![]() |
| Tobong gamping milik Ny Tukirah warga Jimbung yang masih bertahan (Foto : Sumanto) |
“Kendati belakang ini pembangunan semakin berkembang, namun permintaan hasil produksi gamping lesu,” ungkp Ny Tukirah, salah seorang dari puluhan pengusaha tobong gamping, Selasa (12/2). Lebih lanjut dikatakan, sekitar tahun 1980-an merupakan puncak kejayaan para pengusaha tobong gamping tradisional di daerah Krakitan dan Jimbung.
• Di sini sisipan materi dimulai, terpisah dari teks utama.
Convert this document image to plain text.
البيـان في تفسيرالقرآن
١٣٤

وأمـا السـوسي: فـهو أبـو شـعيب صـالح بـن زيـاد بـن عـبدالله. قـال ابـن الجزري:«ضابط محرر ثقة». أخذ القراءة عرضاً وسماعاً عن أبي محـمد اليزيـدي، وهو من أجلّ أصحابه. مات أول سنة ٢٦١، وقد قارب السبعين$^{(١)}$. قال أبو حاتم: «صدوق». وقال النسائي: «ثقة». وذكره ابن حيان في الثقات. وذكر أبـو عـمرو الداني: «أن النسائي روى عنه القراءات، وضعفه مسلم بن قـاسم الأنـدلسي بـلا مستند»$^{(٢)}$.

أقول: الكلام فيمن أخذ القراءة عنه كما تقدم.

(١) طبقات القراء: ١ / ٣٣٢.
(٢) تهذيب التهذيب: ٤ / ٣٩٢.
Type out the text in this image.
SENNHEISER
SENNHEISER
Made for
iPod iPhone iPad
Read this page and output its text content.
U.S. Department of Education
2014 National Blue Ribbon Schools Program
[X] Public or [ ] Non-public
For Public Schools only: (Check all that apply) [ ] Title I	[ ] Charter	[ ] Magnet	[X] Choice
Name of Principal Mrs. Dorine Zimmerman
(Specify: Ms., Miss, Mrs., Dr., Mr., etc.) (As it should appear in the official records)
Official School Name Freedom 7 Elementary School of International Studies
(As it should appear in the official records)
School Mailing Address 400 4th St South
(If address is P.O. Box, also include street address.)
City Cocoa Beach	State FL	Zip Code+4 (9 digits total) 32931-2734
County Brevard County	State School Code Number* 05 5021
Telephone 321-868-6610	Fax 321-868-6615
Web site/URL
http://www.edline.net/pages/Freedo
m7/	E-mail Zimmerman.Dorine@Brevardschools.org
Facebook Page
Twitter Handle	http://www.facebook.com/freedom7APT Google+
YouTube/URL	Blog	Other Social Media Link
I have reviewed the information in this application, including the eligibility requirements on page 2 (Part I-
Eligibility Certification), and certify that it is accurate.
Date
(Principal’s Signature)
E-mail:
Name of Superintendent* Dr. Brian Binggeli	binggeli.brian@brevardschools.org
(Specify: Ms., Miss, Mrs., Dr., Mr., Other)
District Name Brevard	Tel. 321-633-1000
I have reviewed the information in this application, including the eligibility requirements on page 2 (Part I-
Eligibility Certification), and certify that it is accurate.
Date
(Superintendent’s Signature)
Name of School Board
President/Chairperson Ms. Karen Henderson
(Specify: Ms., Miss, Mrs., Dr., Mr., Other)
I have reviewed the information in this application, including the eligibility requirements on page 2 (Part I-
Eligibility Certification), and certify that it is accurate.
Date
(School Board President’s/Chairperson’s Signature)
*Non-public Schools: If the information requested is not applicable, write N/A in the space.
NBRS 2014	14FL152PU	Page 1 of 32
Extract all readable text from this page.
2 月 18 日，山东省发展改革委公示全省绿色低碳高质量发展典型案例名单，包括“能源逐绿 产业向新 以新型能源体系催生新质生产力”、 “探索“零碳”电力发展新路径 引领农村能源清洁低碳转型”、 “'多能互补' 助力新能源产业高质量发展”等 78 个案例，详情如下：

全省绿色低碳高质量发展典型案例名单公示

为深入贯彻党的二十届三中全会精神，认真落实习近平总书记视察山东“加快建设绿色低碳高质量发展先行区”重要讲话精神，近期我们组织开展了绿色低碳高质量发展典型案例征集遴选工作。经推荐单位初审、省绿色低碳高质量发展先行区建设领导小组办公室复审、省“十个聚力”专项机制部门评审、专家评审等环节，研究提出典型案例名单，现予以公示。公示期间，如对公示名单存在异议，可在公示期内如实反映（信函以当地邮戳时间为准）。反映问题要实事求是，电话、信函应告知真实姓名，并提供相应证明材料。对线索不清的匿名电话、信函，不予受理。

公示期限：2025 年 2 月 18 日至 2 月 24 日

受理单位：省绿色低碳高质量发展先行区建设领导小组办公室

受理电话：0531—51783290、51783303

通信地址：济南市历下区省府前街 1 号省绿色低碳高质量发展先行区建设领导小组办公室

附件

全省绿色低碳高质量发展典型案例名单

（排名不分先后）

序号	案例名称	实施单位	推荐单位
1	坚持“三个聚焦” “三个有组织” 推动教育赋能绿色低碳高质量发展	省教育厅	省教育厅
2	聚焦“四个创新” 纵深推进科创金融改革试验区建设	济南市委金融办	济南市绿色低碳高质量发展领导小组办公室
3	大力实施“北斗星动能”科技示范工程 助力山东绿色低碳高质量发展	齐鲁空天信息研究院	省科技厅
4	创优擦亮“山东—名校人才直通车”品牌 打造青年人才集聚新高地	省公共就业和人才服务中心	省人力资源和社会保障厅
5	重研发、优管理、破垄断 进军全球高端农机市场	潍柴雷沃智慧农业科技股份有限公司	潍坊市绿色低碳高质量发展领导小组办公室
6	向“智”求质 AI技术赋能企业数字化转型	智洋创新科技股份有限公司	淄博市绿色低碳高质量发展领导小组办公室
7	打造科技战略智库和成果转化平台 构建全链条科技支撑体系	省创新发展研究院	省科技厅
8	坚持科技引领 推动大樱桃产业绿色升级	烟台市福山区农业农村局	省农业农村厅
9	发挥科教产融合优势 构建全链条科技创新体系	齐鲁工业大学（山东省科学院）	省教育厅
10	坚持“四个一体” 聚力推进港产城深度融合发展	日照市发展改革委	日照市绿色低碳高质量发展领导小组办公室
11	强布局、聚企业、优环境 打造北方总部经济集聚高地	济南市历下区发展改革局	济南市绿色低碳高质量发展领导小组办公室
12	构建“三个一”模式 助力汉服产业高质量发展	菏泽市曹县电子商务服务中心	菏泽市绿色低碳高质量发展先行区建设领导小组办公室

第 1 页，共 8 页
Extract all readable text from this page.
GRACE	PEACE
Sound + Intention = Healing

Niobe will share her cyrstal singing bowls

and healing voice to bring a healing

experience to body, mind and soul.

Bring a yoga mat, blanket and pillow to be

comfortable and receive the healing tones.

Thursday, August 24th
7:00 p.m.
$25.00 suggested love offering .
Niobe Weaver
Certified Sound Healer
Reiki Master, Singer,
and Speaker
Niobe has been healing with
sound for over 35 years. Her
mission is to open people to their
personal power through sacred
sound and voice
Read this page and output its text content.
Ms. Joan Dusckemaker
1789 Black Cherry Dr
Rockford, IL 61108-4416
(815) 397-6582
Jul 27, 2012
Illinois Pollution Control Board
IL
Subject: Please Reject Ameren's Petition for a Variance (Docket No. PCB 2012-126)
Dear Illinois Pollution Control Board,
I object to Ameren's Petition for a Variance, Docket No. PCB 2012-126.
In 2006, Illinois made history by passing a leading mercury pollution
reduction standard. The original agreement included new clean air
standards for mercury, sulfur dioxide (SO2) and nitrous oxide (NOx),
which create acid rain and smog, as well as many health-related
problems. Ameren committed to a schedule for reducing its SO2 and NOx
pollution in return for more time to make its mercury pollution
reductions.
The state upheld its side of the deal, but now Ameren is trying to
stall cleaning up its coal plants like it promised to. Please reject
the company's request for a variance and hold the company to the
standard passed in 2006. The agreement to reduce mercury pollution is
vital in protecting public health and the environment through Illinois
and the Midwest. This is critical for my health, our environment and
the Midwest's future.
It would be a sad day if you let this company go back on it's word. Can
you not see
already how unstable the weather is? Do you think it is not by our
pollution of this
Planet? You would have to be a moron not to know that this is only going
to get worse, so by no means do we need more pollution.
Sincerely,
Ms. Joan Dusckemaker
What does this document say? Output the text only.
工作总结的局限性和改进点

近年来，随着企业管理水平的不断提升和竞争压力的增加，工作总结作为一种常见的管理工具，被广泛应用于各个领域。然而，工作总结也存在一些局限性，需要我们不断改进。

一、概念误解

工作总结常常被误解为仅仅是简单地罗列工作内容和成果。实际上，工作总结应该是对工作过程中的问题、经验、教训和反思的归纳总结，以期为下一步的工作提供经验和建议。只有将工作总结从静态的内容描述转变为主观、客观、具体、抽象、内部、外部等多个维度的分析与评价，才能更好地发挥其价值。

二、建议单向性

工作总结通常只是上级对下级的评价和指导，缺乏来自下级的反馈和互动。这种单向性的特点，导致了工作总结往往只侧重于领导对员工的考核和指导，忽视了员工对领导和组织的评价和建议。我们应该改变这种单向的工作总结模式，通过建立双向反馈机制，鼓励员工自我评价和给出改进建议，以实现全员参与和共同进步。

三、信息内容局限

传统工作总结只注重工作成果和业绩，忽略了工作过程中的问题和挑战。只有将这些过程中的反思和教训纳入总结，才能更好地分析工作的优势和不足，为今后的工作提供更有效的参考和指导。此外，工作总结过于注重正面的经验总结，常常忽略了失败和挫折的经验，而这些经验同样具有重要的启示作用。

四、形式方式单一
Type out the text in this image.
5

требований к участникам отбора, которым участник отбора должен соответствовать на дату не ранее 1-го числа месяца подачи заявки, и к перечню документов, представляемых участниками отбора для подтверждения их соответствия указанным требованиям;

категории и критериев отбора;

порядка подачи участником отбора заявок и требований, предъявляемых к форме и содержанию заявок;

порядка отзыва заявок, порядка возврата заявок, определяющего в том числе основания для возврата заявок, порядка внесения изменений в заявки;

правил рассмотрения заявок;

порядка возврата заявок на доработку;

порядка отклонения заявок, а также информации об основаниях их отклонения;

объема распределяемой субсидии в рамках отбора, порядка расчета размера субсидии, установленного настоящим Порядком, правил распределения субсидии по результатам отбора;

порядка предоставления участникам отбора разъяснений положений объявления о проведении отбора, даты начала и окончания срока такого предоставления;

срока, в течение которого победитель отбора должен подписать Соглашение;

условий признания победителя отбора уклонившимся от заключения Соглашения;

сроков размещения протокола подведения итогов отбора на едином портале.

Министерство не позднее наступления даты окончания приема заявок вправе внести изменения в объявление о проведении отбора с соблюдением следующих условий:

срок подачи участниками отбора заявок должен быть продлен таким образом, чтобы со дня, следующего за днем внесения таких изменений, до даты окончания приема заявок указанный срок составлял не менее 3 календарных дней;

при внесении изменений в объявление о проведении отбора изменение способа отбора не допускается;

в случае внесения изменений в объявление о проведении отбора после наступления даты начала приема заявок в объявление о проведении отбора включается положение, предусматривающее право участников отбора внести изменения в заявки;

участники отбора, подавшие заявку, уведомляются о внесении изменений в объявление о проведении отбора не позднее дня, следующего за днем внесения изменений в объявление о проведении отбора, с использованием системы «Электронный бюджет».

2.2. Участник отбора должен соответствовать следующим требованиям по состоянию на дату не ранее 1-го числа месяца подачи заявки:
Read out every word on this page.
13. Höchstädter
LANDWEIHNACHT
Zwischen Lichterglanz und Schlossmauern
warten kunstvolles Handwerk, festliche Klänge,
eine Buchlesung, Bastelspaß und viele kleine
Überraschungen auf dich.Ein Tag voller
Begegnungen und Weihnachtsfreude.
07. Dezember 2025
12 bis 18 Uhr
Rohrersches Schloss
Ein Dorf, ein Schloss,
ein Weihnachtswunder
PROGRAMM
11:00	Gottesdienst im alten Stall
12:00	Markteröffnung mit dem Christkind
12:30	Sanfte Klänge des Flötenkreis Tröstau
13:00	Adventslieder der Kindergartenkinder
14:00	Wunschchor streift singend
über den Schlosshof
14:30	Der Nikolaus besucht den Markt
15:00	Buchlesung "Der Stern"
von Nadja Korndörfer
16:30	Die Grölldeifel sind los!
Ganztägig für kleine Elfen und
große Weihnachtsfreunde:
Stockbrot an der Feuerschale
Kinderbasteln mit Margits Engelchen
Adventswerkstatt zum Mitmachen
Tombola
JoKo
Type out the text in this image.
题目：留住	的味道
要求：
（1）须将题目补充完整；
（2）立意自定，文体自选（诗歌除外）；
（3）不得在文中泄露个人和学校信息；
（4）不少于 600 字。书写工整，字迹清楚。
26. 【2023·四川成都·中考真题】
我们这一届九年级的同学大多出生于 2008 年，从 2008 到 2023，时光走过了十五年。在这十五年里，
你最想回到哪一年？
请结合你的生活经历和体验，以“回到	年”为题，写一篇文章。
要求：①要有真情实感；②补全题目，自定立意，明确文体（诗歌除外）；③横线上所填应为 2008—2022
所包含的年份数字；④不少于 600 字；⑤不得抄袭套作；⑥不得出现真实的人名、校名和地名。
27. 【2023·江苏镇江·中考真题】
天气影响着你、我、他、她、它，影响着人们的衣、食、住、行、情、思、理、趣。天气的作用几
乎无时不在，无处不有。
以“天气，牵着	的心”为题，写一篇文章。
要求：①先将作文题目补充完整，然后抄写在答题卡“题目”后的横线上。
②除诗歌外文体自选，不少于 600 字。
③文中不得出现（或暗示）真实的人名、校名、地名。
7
Namun, setelah banyaknya pengusaha tobong lama-kelamaan satu demi satu ‘mreteli’ (menyusut) karena bangkrut. Kebangkrutan itu bukan karena salah langkah atau salah perhitungan karena terlilit hutang (pinjaman bank). Tetapi karena persaingan sesama pengusaha yang tidak sehat. “Waktu itu tidak ada patokan harga gamping, dan masing-masing pengusaha menentukan harga sendiri-sendiri. Akibatnya lama-kelamaan sebagian besar pengusaha disini banyak yang bangkrut,” kata dia.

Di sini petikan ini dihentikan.